Migrações

Há exatamente dois meses atrás, acordei de coração pesado, duas malas cheias ao lado da cama, passaporte preparado, despedidas a fazer. Era quase Natal, mas era um Dezembro quente e cheio de sol, porque vivido nesse continente onde a humanidade nasceu.
Despedi-me da Guiné-Bissau num "até já!" de quem tem a certeza que vai voltar.
Horas depois, aterrei em Portugal. Aqui o Natal aproximava-se no meio do frio e da chuva, mas sempre o aconchego das pessoas a ser esse calor cá dentro.
 
Há cerca de dois anos e meio, saí de Portugal emigrante. Há dois meses, voltei imigrante.
Quem um dia salta para o mundo, corre o risco de nunca mais ter uma casa, de nunca mais ser inteiro.
Quem um dia arrisca novas nacionalidades, corre o risco de não ter nunca tijolos suficientes para construir um abrigo onde caibam todas as (suas) nações.
Quem um dia rompe essa corda que nos segura perto, corre o risco de nunca mais nenhuma corda a segurar em lado nenhum.
Mas são riscos que valem a pena. Afinal, corremos riscos todos os dias, desde que saímos da cama, e até mesmo sem sairmos.

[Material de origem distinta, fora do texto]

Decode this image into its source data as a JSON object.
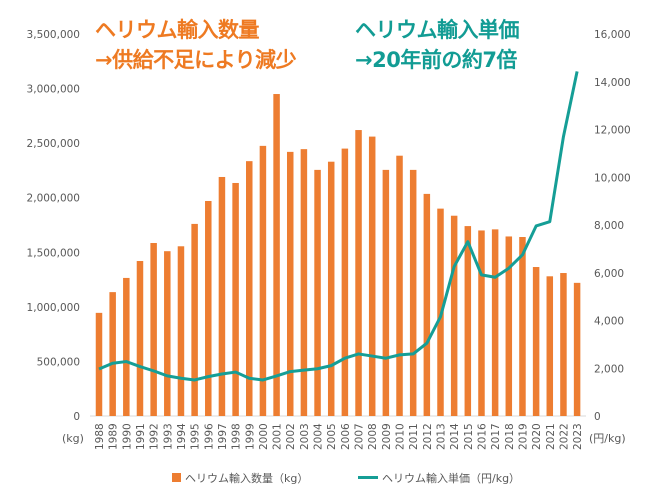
{
  "chart_data": {
    "type": "bar+line",
    "categories": [
      "1988",
      "1989",
      "1990",
      "1991",
      "1992",
      "1993",
      "1994",
      "1995",
      "1996",
      "1997",
      "1998",
      "1999",
      "2000",
      "2001",
      "2002",
      "2003",
      "2004",
      "2005",
      "2006",
      "2007",
      "2008",
      "2009",
      "2010",
      "2011",
      "2012",
      "2013",
      "2014",
      "2015",
      "2016",
      "2017",
      "2018",
      "2019",
      "2020",
      "2021",
      "2022",
      "2023"
    ],
    "series": [
      {
        "name": "ヘリウム輸入数量（kg）",
        "type": "bar",
        "axis": "left",
        "color": "#ED7D31",
        "values": [
          945000,
          1135000,
          1265000,
          1420000,
          1585000,
          1510000,
          1555000,
          1760000,
          1970000,
          2190000,
          2135000,
          2335000,
          2475000,
          2950000,
          2420000,
          2445000,
          2255000,
          2330000,
          2450000,
          2620000,
          2560000,
          2255000,
          2385000,
          2255000,
          2035000,
          1900000,
          1835000,
          1740000,
          1700000,
          1710000,
          1645000,
          1640000,
          1365000,
          1280000,
          1310000,
          1220000
        ]
      },
      {
        "name": "ヘリウム輸入単価（円/kg）",
        "type": "line",
        "axis": "right",
        "color": "#159E96",
        "values": [
          1970,
          2210,
          2280,
          2070,
          1890,
          1680,
          1580,
          1510,
          1650,
          1760,
          1840,
          1580,
          1510,
          1680,
          1860,
          1920,
          1980,
          2110,
          2420,
          2600,
          2510,
          2420,
          2560,
          2600,
          3050,
          4160,
          6260,
          7300,
          5910,
          5810,
          6190,
          6750,
          7960,
          8140,
          11700,
          14430
        ]
      }
    ],
    "left_axis": {
      "label": "(kg)",
      "range": [
        0,
        3500000
      ],
      "ticks": [
        "0",
        "500,000",
        "1,000,000",
        "1,500,000",
        "2,000,000",
        "2,500,000",
        "3,000,000",
        "3,500,000"
      ]
    },
    "right_axis": {
      "label": "(円/kg)",
      "range": [
        0,
        16000
      ],
      "ticks": [
        "0",
        "2,000",
        "4,000",
        "6,000",
        "8,000",
        "10,000",
        "12,000",
        "14,000",
        "16,000"
      ]
    },
    "grid": false,
    "legend": "bottom",
    "annotations": [
      {
        "lines": [
          "ヘリウム輸入数量",
          "→供給不足により減少"
        ],
        "color": "#EE7A22"
      },
      {
        "lines": [
          "ヘリウム輸入単価",
          "→20年前の約7倍"
        ],
        "color": "#129C94"
      }
    ]
  }
}
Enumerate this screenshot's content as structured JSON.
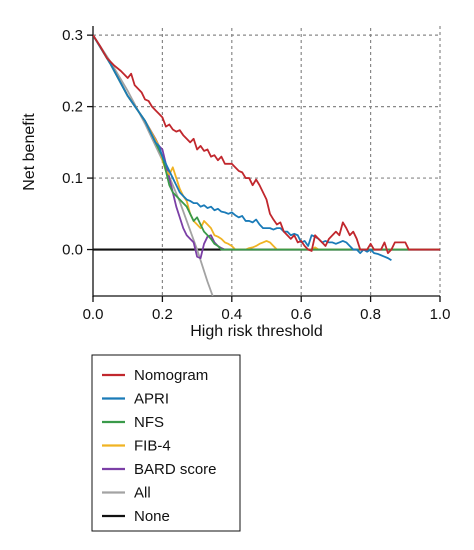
{
  "chart_data": {
    "type": "line",
    "xlabel": "High risk threshold",
    "ylabel": "Net benefit",
    "xlim": [
      0.0,
      1.0
    ],
    "ylim": [
      -0.065,
      0.31
    ],
    "x_ticks": [
      "0.0",
      "0.2",
      "0.4",
      "0.6",
      "0.8",
      "1.0"
    ],
    "y_ticks": [
      "0.0",
      "0.1",
      "0.2",
      "0.3"
    ],
    "grid": true,
    "legend_position": "bottom-left",
    "series": [
      {
        "name": "Nomogram",
        "color": "#c1272d",
        "points": [
          [
            0.0,
            0.3
          ],
          [
            0.02,
            0.285
          ],
          [
            0.04,
            0.268
          ],
          [
            0.06,
            0.258
          ],
          [
            0.08,
            0.25
          ],
          [
            0.1,
            0.24
          ],
          [
            0.11,
            0.246
          ],
          [
            0.12,
            0.23
          ],
          [
            0.13,
            0.225
          ],
          [
            0.14,
            0.22
          ],
          [
            0.15,
            0.21
          ],
          [
            0.16,
            0.208
          ],
          [
            0.17,
            0.2
          ],
          [
            0.18,
            0.195
          ],
          [
            0.19,
            0.19
          ],
          [
            0.2,
            0.185
          ],
          [
            0.21,
            0.172
          ],
          [
            0.22,
            0.175
          ],
          [
            0.23,
            0.168
          ],
          [
            0.24,
            0.165
          ],
          [
            0.25,
            0.167
          ],
          [
            0.26,
            0.16
          ],
          [
            0.27,
            0.155
          ],
          [
            0.28,
            0.15
          ],
          [
            0.29,
            0.155
          ],
          [
            0.3,
            0.14
          ],
          [
            0.31,
            0.145
          ],
          [
            0.32,
            0.138
          ],
          [
            0.33,
            0.14
          ],
          [
            0.34,
            0.13
          ],
          [
            0.35,
            0.132
          ],
          [
            0.36,
            0.125
          ],
          [
            0.37,
            0.13
          ],
          [
            0.38,
            0.12
          ],
          [
            0.39,
            0.12
          ],
          [
            0.4,
            0.12
          ],
          [
            0.41,
            0.115
          ],
          [
            0.42,
            0.11
          ],
          [
            0.43,
            0.108
          ],
          [
            0.44,
            0.1
          ],
          [
            0.45,
            0.1
          ],
          [
            0.46,
            0.09
          ],
          [
            0.47,
            0.098
          ],
          [
            0.48,
            0.09
          ],
          [
            0.49,
            0.08
          ],
          [
            0.5,
            0.07
          ],
          [
            0.51,
            0.05
          ],
          [
            0.52,
            0.042
          ],
          [
            0.53,
            0.035
          ],
          [
            0.54,
            0.038
          ],
          [
            0.55,
            0.025
          ],
          [
            0.56,
            0.02
          ],
          [
            0.57,
            0.015
          ],
          [
            0.58,
            0.02
          ],
          [
            0.59,
            0.01
          ],
          [
            0.6,
            0.012
          ],
          [
            0.61,
            0.005
          ],
          [
            0.62,
            0.0
          ],
          [
            0.63,
            -0.002
          ],
          [
            0.64,
            0.02
          ],
          [
            0.65,
            0.015
          ],
          [
            0.66,
            0.01
          ],
          [
            0.67,
            0.005
          ],
          [
            0.68,
            0.015
          ],
          [
            0.69,
            0.02
          ],
          [
            0.7,
            0.025
          ],
          [
            0.71,
            0.02
          ],
          [
            0.72,
            0.038
          ],
          [
            0.73,
            0.03
          ],
          [
            0.74,
            0.02
          ],
          [
            0.75,
            0.025
          ],
          [
            0.76,
            0.015
          ],
          [
            0.77,
            0.0
          ],
          [
            0.78,
            0.0
          ],
          [
            0.79,
            0.0
          ],
          [
            0.8,
            0.008
          ],
          [
            0.81,
            0.0
          ],
          [
            0.82,
            0.0
          ],
          [
            0.83,
            0.0
          ],
          [
            0.84,
            0.01
          ],
          [
            0.85,
            -0.005
          ],
          [
            0.86,
            0.0
          ],
          [
            0.87,
            0.01
          ],
          [
            0.88,
            0.01
          ],
          [
            0.89,
            0.01
          ],
          [
            0.9,
            0.01
          ],
          [
            0.91,
            0.0
          ],
          [
            0.92,
            0.0
          ],
          [
            0.96,
            0.0
          ],
          [
            1.0,
            0.0
          ]
        ]
      },
      {
        "name": "APRI",
        "color": "#1a7bb8",
        "points": [
          [
            0.0,
            0.3
          ],
          [
            0.05,
            0.26
          ],
          [
            0.1,
            0.215
          ],
          [
            0.15,
            0.18
          ],
          [
            0.18,
            0.15
          ],
          [
            0.19,
            0.145
          ],
          [
            0.2,
            0.13
          ],
          [
            0.21,
            0.12
          ],
          [
            0.22,
            0.11
          ],
          [
            0.23,
            0.1
          ],
          [
            0.24,
            0.09
          ],
          [
            0.25,
            0.08
          ],
          [
            0.26,
            0.075
          ],
          [
            0.27,
            0.07
          ],
          [
            0.28,
            0.068
          ],
          [
            0.29,
            0.065
          ],
          [
            0.3,
            0.065
          ],
          [
            0.31,
            0.06
          ],
          [
            0.32,
            0.062
          ],
          [
            0.33,
            0.058
          ],
          [
            0.34,
            0.06
          ],
          [
            0.35,
            0.055
          ],
          [
            0.36,
            0.057
          ],
          [
            0.37,
            0.053
          ],
          [
            0.38,
            0.052
          ],
          [
            0.39,
            0.05
          ],
          [
            0.4,
            0.052
          ],
          [
            0.41,
            0.048
          ],
          [
            0.42,
            0.045
          ],
          [
            0.43,
            0.047
          ],
          [
            0.44,
            0.04
          ],
          [
            0.45,
            0.04
          ],
          [
            0.46,
            0.038
          ],
          [
            0.47,
            0.042
          ],
          [
            0.48,
            0.035
          ],
          [
            0.49,
            0.03
          ],
          [
            0.5,
            0.03
          ],
          [
            0.51,
            0.03
          ],
          [
            0.52,
            0.028
          ],
          [
            0.53,
            0.03
          ],
          [
            0.54,
            0.03
          ],
          [
            0.55,
            0.025
          ],
          [
            0.56,
            0.025
          ],
          [
            0.57,
            0.02
          ],
          [
            0.58,
            0.022
          ],
          [
            0.59,
            0.02
          ],
          [
            0.6,
            0.01
          ],
          [
            0.61,
            0.012
          ],
          [
            0.62,
            0.005
          ],
          [
            0.63,
            0.02
          ],
          [
            0.64,
            0.018
          ],
          [
            0.65,
            0.015
          ],
          [
            0.66,
            0.01
          ],
          [
            0.67,
            0.012
          ],
          [
            0.68,
            0.01
          ],
          [
            0.69,
            0.01
          ],
          [
            0.7,
            0.008
          ],
          [
            0.71,
            0.01
          ],
          [
            0.72,
            0.012
          ],
          [
            0.73,
            0.01
          ],
          [
            0.74,
            0.005
          ],
          [
            0.75,
            0.0
          ],
          [
            0.76,
            0.0
          ],
          [
            0.77,
            -0.005
          ],
          [
            0.78,
            0.0
          ],
          [
            0.79,
            -0.003
          ],
          [
            0.8,
            0.0
          ],
          [
            0.81,
            -0.005
          ],
          [
            0.82,
            -0.006
          ],
          [
            0.83,
            -0.008
          ],
          [
            0.84,
            -0.01
          ],
          [
            0.85,
            -0.012
          ],
          [
            0.86,
            -0.015
          ]
        ]
      },
      {
        "name": "NFS",
        "color": "#3a9a4a",
        "points": [
          [
            0.0,
            0.3
          ],
          [
            0.05,
            0.26
          ],
          [
            0.1,
            0.215
          ],
          [
            0.15,
            0.18
          ],
          [
            0.18,
            0.15
          ],
          [
            0.2,
            0.13
          ],
          [
            0.21,
            0.11
          ],
          [
            0.22,
            0.09
          ],
          [
            0.23,
            0.08
          ],
          [
            0.24,
            0.075
          ],
          [
            0.25,
            0.07
          ],
          [
            0.26,
            0.065
          ],
          [
            0.27,
            0.06
          ],
          [
            0.28,
            0.05
          ],
          [
            0.29,
            0.04
          ],
          [
            0.3,
            0.045
          ],
          [
            0.31,
            0.035
          ],
          [
            0.32,
            0.025
          ],
          [
            0.33,
            0.02
          ],
          [
            0.34,
            0.015
          ],
          [
            0.35,
            0.008
          ],
          [
            0.36,
            0.005
          ],
          [
            0.37,
            0.0
          ],
          [
            0.38,
            0.0
          ],
          [
            0.39,
            0.0
          ],
          [
            0.4,
            0.0
          ],
          [
            0.41,
            0.0
          ],
          [
            0.5,
            0.0
          ],
          [
            0.6,
            0.0
          ],
          [
            0.7,
            0.0
          ],
          [
            0.8,
            0.0
          ],
          [
            0.9,
            0.0
          ],
          [
            1.0,
            0.0
          ]
        ]
      },
      {
        "name": "FIB-4",
        "color": "#f0b323",
        "points": [
          [
            0.0,
            0.3
          ],
          [
            0.05,
            0.26
          ],
          [
            0.1,
            0.215
          ],
          [
            0.15,
            0.18
          ],
          [
            0.19,
            0.145
          ],
          [
            0.2,
            0.125
          ],
          [
            0.21,
            0.11
          ],
          [
            0.22,
            0.105
          ],
          [
            0.23,
            0.115
          ],
          [
            0.24,
            0.1
          ],
          [
            0.25,
            0.085
          ],
          [
            0.26,
            0.075
          ],
          [
            0.27,
            0.068
          ],
          [
            0.28,
            0.05
          ],
          [
            0.29,
            0.04
          ],
          [
            0.3,
            0.035
          ],
          [
            0.31,
            0.03
          ],
          [
            0.32,
            0.04
          ],
          [
            0.33,
            0.035
          ],
          [
            0.34,
            0.03
          ],
          [
            0.35,
            0.02
          ],
          [
            0.36,
            0.018
          ],
          [
            0.37,
            0.015
          ],
          [
            0.38,
            0.01
          ],
          [
            0.39,
            0.008
          ],
          [
            0.4,
            0.005
          ],
          [
            0.41,
            0.0
          ],
          [
            0.42,
            0.0
          ],
          [
            0.44,
            0.0
          ],
          [
            0.45,
            0.002
          ],
          [
            0.46,
            0.003
          ],
          [
            0.47,
            0.005
          ],
          [
            0.48,
            0.008
          ],
          [
            0.49,
            0.01
          ],
          [
            0.5,
            0.012
          ],
          [
            0.51,
            0.01
          ],
          [
            0.52,
            0.005
          ],
          [
            0.53,
            0.0
          ],
          [
            0.54,
            0.0
          ],
          [
            0.55,
            0.0
          ],
          [
            0.56,
            0.0
          ],
          [
            0.6,
            0.0
          ],
          [
            0.61,
            0.0
          ],
          [
            0.62,
            0.0
          ],
          [
            0.63,
            0.0
          ],
          [
            0.64,
            0.003
          ],
          [
            0.65,
            0.0
          ],
          [
            0.7,
            0.0
          ],
          [
            0.8,
            0.0
          ],
          [
            0.9,
            0.0
          ],
          [
            1.0,
            0.0
          ]
        ]
      },
      {
        "name": "BARD score",
        "color": "#7b3fa6",
        "points": [
          [
            0.0,
            0.3
          ],
          [
            0.05,
            0.26
          ],
          [
            0.1,
            0.215
          ],
          [
            0.15,
            0.18
          ],
          [
            0.18,
            0.155
          ],
          [
            0.19,
            0.145
          ],
          [
            0.2,
            0.14
          ],
          [
            0.21,
            0.12
          ],
          [
            0.22,
            0.1
          ],
          [
            0.23,
            0.08
          ],
          [
            0.24,
            0.06
          ],
          [
            0.25,
            0.045
          ],
          [
            0.26,
            0.03
          ],
          [
            0.27,
            0.02
          ],
          [
            0.28,
            0.015
          ],
          [
            0.29,
            0.01
          ],
          [
            0.3,
            -0.01
          ],
          [
            0.31,
            -0.012
          ],
          [
            0.32,
            0.008
          ],
          [
            0.33,
            0.018
          ],
          [
            0.34,
            0.02
          ],
          [
            0.35,
            0.01
          ],
          [
            0.36,
            0.005
          ],
          [
            0.37,
            0.002
          ],
          [
            0.38,
            0.0
          ],
          [
            0.39,
            0.0
          ],
          [
            0.4,
            0.0
          ],
          [
            0.5,
            0.0
          ],
          [
            0.6,
            0.0
          ],
          [
            0.7,
            0.0
          ],
          [
            0.8,
            0.0
          ],
          [
            0.9,
            0.0
          ],
          [
            1.0,
            0.0
          ]
        ]
      },
      {
        "name": "All",
        "color": "#a3a3a3",
        "points": [
          [
            0.0,
            0.3
          ],
          [
            0.05,
            0.263
          ],
          [
            0.1,
            0.222
          ],
          [
            0.15,
            0.176
          ],
          [
            0.2,
            0.125
          ],
          [
            0.25,
            0.067
          ],
          [
            0.3,
            0.0
          ],
          [
            0.33,
            -0.045
          ],
          [
            0.345,
            -0.065
          ]
        ]
      },
      {
        "name": "None",
        "color": "#111111",
        "points": [
          [
            0.0,
            0.0
          ],
          [
            1.0,
            0.0
          ]
        ]
      }
    ]
  }
}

Conhecidos os perigos, deslumbrados com todo esse mundo de gentes e cumplicidades, de caminhos e ideais, de costumes e formas de amar, não há nada que nos detenha.
 
Resta-nos, então, recorrer ao mais profundo da nossa criatividade e aprender novas formas de ser inteiro, mesmo que em pedaços. Um puzzle é inteiro mesmo sem estar montado. Então, que saibamos ser essas peças espalhadas que às vezes se encontram, essas partes de nós que serão sempre radar dos sítios onde iremos voltar, dos sítios de onde nunca partimos, dos sítios que moram em nós e nos guardam um cantinho para dormir nas viagens ainda sem bilhete.  O inteiro não tem que estar colado. Tem que Ser inteiro. Tem que se saber. Inteiro é o mundo. Inteira é a humanidade. Peças que encaixam.
 
Sai daqui emigrante. Voltei imigrante.
Há dias, numa reunião relacionada com o trabalho, alguém se apresentou como sendo guineense. E eu, coração de imigrante, pulei cá dentro na alegria de quem encontra um conterrâneo, de quem poderá partilhar as dificuldades de adaptação às diferenças na comunidade de acolhimento.
É engraçado como, efetivamente, ainda me sinto a adaptar e quase ando com o meu passaporte a pedir visto de residência. Parece que não é preciso, que tenho nacionalidade.
E gosto deste país, mas ainda estou a aprender a língua e os costumes. Falta-me aquele crioulo que não tem tradução no português, falta-me cumprimentar as pessoas na rua, confiar na genuinidade das ações, na pureza das intenções.
Ainda me estou a habituar à temperatura e às excessivas camadas de roupa em cima da pele. Talvez seja a roupa a pesar-me cá dentro. Ou seja apenas eu ainda a aprender-me inteira em pedaços.
 
E é com um sorriso de entusiasmo que escrevo sobre esta minha condição de imigrante. Porque, ainda que entre saudades, me alegro sempre por esses bocados de mim que, embora longe, me lembram quem sou, me inspiram, me apontam o caminho.